• After 15+ years, we've made a big change: Android Forums is now Early Bird Club. Learn more here.

Help Corrupted WiFi MAC Address

faragalla

Newbie
I have a Nexus 5 which was running 5.1 . I wanted to change my mac address and did some research and it seemed that it was very difficult on 5.1 so I downgraded to 4.4, rooted the device and ran these groups of commands (11:22:33:44:55:66 wasn't actually used, I used the actual MAC address I was trying to replicate):

busybox ifconfig wlan0 hw ether 11:22:33:44:55:66

ip link set wlan0 address 11:22:33:44:55:66
ip link set wlan0 broadcast 11:22:33:44:55:66

echo -n "112233445566" > /persist/wifi/.macaddr

After all this stuff, my mac address changed, but kept changing on its own whenever I reboot the phone; 00:90:4C:XX:XX:XX the first 3 sets always the same with the last 3 sets always changing. I tried this to fix the problem and get my mac address to it's original state.

echo -ne '\x11\x22\x33\x44\x55\x66' > /persist/wifi/.macaddr
chown root:root /persist/wifi
chmod 755 /persist/wifi
chown wifi:wifi /persist/wifi/.macaddr
chmod 660 /persist/wifi/.macaddr

While that seemed to have fixed the problem, as soon as I upgraded back to 5.1, the bad mac address started appearing again. I've factory reset and flashed stock firmware several times without success.
 
Last edited:
I can see what stack exchange article (or similar quoted at XDA and reddit) that you followed.

I'm not sure why you want to substitute an IP address for a MAC address.

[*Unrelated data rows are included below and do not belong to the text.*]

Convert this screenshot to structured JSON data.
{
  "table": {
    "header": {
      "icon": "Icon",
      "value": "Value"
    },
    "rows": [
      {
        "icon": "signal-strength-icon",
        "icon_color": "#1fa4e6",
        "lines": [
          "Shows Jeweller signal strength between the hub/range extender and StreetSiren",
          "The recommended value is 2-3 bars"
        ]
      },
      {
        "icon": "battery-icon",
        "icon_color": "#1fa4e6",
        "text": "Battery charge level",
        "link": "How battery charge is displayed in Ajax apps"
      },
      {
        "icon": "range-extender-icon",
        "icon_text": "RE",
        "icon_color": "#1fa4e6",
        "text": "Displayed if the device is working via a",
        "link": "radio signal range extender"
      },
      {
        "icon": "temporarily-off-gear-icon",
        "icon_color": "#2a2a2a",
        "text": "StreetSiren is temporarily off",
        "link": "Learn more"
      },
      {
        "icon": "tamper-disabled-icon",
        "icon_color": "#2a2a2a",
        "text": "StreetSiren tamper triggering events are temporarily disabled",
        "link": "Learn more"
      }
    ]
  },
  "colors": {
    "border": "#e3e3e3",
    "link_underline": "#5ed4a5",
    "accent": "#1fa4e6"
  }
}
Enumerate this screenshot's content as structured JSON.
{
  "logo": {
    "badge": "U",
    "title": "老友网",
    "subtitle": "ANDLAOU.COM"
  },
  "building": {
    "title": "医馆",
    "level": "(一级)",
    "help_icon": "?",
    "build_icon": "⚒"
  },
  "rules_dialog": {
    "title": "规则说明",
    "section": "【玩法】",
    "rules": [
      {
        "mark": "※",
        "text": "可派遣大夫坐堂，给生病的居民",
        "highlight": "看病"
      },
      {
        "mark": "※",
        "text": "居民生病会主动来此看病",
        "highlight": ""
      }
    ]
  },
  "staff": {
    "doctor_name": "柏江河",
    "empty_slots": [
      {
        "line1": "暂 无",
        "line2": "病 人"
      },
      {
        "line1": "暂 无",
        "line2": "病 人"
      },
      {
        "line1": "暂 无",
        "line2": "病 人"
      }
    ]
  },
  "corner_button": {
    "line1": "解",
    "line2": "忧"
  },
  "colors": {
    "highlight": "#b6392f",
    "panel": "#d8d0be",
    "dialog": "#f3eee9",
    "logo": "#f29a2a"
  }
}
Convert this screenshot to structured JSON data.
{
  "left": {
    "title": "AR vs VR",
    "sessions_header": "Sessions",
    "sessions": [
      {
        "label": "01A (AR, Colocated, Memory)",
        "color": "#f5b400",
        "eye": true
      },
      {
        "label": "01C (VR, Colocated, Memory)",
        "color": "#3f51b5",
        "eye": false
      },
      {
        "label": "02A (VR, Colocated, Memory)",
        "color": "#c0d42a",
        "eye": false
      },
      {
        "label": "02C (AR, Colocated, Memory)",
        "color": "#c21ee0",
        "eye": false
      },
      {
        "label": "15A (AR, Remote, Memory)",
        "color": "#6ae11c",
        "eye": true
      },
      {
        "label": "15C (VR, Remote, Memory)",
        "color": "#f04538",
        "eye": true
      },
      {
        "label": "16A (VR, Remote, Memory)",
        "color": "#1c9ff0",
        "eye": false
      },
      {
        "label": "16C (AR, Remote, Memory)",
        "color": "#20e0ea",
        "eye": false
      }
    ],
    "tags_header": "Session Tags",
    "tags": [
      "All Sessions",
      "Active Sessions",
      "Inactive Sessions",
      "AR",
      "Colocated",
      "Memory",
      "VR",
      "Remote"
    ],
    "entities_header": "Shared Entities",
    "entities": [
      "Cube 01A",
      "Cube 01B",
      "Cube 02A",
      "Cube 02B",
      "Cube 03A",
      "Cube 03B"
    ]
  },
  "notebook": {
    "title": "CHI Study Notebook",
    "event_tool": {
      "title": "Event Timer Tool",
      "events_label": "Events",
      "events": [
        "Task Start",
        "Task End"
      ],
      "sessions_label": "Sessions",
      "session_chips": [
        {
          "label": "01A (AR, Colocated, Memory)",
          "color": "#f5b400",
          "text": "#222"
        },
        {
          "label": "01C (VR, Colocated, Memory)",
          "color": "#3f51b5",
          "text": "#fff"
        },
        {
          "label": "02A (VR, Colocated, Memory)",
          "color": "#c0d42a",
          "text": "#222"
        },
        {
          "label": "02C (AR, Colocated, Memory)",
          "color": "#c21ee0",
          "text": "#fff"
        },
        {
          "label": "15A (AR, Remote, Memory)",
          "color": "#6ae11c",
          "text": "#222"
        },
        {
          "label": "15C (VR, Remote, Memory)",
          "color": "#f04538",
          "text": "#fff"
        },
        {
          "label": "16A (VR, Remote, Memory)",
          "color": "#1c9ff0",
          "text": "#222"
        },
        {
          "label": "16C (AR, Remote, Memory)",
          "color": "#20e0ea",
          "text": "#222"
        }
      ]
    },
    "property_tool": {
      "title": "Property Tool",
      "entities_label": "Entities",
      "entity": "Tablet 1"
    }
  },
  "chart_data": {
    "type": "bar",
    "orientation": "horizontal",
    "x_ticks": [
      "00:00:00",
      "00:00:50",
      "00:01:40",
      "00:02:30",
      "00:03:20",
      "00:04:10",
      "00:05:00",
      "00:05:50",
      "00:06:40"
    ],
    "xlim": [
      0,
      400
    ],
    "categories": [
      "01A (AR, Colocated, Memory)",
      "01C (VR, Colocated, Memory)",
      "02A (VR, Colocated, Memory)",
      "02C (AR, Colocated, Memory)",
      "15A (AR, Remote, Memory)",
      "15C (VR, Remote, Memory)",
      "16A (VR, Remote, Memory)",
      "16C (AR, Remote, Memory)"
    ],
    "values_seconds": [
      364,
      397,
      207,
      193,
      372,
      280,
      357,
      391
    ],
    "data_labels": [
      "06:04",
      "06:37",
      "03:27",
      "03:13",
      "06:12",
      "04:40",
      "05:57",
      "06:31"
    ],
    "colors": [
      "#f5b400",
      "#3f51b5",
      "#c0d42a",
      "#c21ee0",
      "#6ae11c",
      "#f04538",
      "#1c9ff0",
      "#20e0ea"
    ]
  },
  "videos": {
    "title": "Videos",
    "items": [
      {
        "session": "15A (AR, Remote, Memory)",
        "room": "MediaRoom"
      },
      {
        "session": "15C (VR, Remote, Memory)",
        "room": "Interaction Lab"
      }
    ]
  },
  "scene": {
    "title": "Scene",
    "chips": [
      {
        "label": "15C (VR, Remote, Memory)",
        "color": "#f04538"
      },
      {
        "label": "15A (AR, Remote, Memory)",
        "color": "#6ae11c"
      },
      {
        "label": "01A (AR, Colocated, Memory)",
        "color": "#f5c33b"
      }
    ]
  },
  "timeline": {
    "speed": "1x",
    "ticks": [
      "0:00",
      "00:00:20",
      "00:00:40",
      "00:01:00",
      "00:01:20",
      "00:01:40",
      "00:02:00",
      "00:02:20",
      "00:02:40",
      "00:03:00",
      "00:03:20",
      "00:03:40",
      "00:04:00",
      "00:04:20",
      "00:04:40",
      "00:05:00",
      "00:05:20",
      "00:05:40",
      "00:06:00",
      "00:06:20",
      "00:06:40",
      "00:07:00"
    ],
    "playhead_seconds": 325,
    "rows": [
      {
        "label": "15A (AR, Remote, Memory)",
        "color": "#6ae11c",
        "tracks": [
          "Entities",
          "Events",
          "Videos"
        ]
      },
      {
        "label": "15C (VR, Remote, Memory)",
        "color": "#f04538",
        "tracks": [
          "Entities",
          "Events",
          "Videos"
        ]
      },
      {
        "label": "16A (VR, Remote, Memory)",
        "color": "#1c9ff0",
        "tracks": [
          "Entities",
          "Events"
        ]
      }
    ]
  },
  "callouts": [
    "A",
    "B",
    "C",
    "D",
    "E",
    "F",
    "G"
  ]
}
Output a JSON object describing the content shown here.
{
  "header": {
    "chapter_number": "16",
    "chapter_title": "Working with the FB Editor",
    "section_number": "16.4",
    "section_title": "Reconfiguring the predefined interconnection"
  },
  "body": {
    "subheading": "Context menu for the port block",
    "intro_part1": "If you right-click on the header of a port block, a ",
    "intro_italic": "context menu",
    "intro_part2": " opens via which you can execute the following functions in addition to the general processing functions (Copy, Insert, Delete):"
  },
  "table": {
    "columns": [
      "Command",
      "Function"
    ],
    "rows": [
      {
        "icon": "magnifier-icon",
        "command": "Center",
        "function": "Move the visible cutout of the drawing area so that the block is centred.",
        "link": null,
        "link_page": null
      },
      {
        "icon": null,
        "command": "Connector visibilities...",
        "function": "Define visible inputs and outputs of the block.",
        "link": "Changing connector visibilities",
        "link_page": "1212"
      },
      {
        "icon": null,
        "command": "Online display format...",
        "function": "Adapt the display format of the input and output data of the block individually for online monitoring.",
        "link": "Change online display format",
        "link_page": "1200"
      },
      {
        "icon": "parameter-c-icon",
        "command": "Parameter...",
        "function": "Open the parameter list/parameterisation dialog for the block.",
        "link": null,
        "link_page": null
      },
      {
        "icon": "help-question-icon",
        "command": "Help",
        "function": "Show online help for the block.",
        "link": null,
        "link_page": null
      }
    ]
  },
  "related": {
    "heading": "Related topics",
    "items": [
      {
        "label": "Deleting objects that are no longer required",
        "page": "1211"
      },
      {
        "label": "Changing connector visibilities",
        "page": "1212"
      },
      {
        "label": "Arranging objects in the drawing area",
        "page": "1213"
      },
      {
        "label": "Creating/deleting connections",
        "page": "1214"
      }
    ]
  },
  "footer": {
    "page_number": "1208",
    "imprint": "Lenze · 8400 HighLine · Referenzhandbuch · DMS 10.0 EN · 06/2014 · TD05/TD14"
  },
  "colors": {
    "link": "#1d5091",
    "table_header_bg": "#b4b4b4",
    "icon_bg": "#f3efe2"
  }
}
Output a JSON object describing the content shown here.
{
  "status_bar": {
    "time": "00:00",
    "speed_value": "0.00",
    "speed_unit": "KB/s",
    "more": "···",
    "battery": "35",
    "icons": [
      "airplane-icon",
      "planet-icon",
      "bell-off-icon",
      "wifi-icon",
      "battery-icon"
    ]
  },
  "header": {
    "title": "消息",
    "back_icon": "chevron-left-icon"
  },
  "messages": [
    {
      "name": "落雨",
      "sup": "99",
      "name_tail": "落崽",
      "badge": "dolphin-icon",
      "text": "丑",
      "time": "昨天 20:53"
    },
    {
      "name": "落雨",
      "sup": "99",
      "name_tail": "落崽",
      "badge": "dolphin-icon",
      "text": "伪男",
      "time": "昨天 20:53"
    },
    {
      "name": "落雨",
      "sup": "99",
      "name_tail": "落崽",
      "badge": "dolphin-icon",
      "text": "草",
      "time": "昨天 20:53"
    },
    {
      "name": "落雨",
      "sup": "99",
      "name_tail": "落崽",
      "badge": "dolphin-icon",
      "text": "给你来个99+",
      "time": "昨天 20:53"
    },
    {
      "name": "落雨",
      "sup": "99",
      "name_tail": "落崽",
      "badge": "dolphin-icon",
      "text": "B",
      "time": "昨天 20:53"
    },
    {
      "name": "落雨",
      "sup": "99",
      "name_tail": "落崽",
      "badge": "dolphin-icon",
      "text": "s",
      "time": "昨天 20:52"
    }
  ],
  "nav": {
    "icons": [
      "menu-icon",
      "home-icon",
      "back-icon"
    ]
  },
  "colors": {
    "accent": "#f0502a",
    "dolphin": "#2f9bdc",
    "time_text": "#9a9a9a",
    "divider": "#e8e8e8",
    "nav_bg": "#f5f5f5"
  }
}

Were you root when you tried it?

Did you verify whether Lollipop used a 6 byte binary file or an ACSII file?
 
I am sorry, I meant MAC address, not IP. I edited my original post.

Yes, I was rooted.

I used a hex editor to edit persist/wifi/.macaddr everything else that I tried was is in ASCII

The ever changing MAC address is 00:90:4c:xx:xx:xx with the last three sets always coming up random. How could the MAC address not be hard wired into the wireless chip?
 
http://forums.androidcentral.com/ve...57-wifi-mac-address-changes-every-reboot.html

The most plausible explanation goes - when the MAC address is read in reverse order, evidently a popular bug, the kernel takes the fallback position of using the chip manufacturer prefix code (00:90:4c is Broadcom, pretty popular part) and randomizing the final 3 octets.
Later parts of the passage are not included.